Citation Numbers: 279 S.W. 832, 103 Tex. Crim. 203, 1925 Tex. Crim. App. LEXIS 1257
Judges: Hawkins
Filed Date: 10/7/1925
Status: Precedential
Modified Date: 11/15/2024
Conviction is for the sale of intoxicating liquor to one Ashmore, with punishment assessed at two years in the penitentiary.
The only bill of exception in the record complains of the court's action in permitting the state to propound to Ashmore leading questions. The bill shows that this character of examination was permitted because the witness was hostile to the state. If a witness is hostile, unwilling or reluctant it is within the sound discretion of the court to permit leading questions on direct examination. Navarro v. State, 24 Tex.Crim. App. 378,
The only other question raised is that the evidence is not sufficient to support the conviction. Our examination of it leaves no such impression. It is patent that the alleged purchaser was an unwilling witness and it was with difficulty the state elicited his evidence, but it is positive to the point that he purchased whiskey and paid for it by check, which he says he thinks was delivered to appellant. A woman was present and took part in the transaction. The evidence supports the theory that she and appellant were acting together as principals in the sale. Two officers who were outside the house saw Ashmore write a check and deliver it to appellant, and heard Ashmore say to appellant, "Now, save me another pint for tomorrow morning," to which appellant replied, "All right, I will have it for you."

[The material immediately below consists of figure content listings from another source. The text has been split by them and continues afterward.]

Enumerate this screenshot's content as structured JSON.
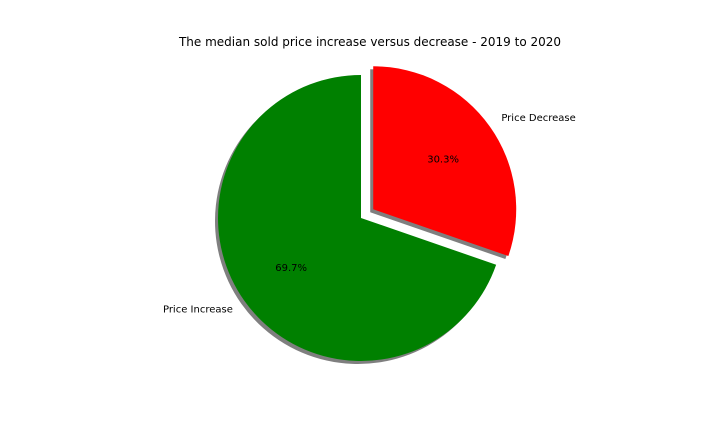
{
  "chart_data": {
    "type": "pie",
    "title": "The median sold price increase versus decrease - 2019 to 2020",
    "slices": [
      {
        "label": "Price Decrease",
        "value": 30.3,
        "pct_label": "30.3%",
        "color": "#ff0000",
        "explode": true
      },
      {
        "label": "Price Increase",
        "value": 69.7,
        "pct_label": "69.7%",
        "color": "#008000",
        "explode": false
      }
    ],
    "start_angle_deg": 90,
    "direction": "clockwise",
    "shadow": true,
    "legend": "none"
  }
}
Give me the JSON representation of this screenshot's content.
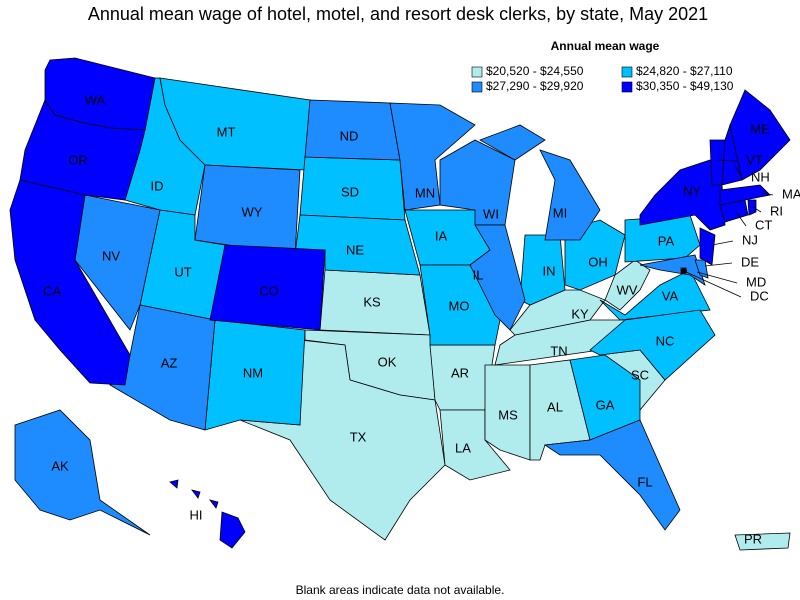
{
  "title": "Annual mean wage of hotel, motel, and resort desk clerks, by state, May 2021",
  "legend": {
    "title": "Annual mean wage",
    "items": [
      {
        "label": "$20,520 - $24,550",
        "color": "#b0ecee",
        "states": [
          "KS",
          "OK",
          "TX",
          "AR",
          "LA",
          "MS",
          "AL",
          "TN",
          "KY",
          "WV",
          "SC",
          "PR"
        ]
      },
      {
        "label": "$24,820 - $27,110",
        "color": "#00c0ff",
        "states": [
          "ID",
          "MT",
          "SD",
          "NE",
          "UT",
          "NM",
          "IA",
          "MO",
          "IN",
          "OH",
          "PA",
          "VA",
          "NC",
          "GA"
        ]
      },
      {
        "label": "$27,290 - $29,920",
        "color": "#1e8cff",
        "states": [
          "AK",
          "AZ",
          "NV",
          "WY",
          "ND",
          "MN",
          "WI",
          "MI",
          "IL",
          "FL",
          "MD",
          "DE",
          "DC"
        ]
      },
      {
        "label": "$30,350 - $49,130",
        "color": "#0000ff",
        "states": [
          "WA",
          "OR",
          "CA",
          "CO",
          "NY",
          "NJ",
          "CT",
          "RI",
          "MA",
          "VT",
          "NH",
          "ME",
          "HI"
        ]
      }
    ]
  },
  "note": "Blank areas indicate data not available."
}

Some mention is made in appellant's brief of certain comments and action of the learned trial judge during the examination of Ashmore. These matters were not made the subject of exception, hence are not reviewable.
The judgment is affirmed.
Affirmed.
No such alleged misconduct was even mentioned in the motion for new trial. We regret that under the condition of the record we cannot consider complaint now urged for the first time in this court.
The motion for rehearing is overruled.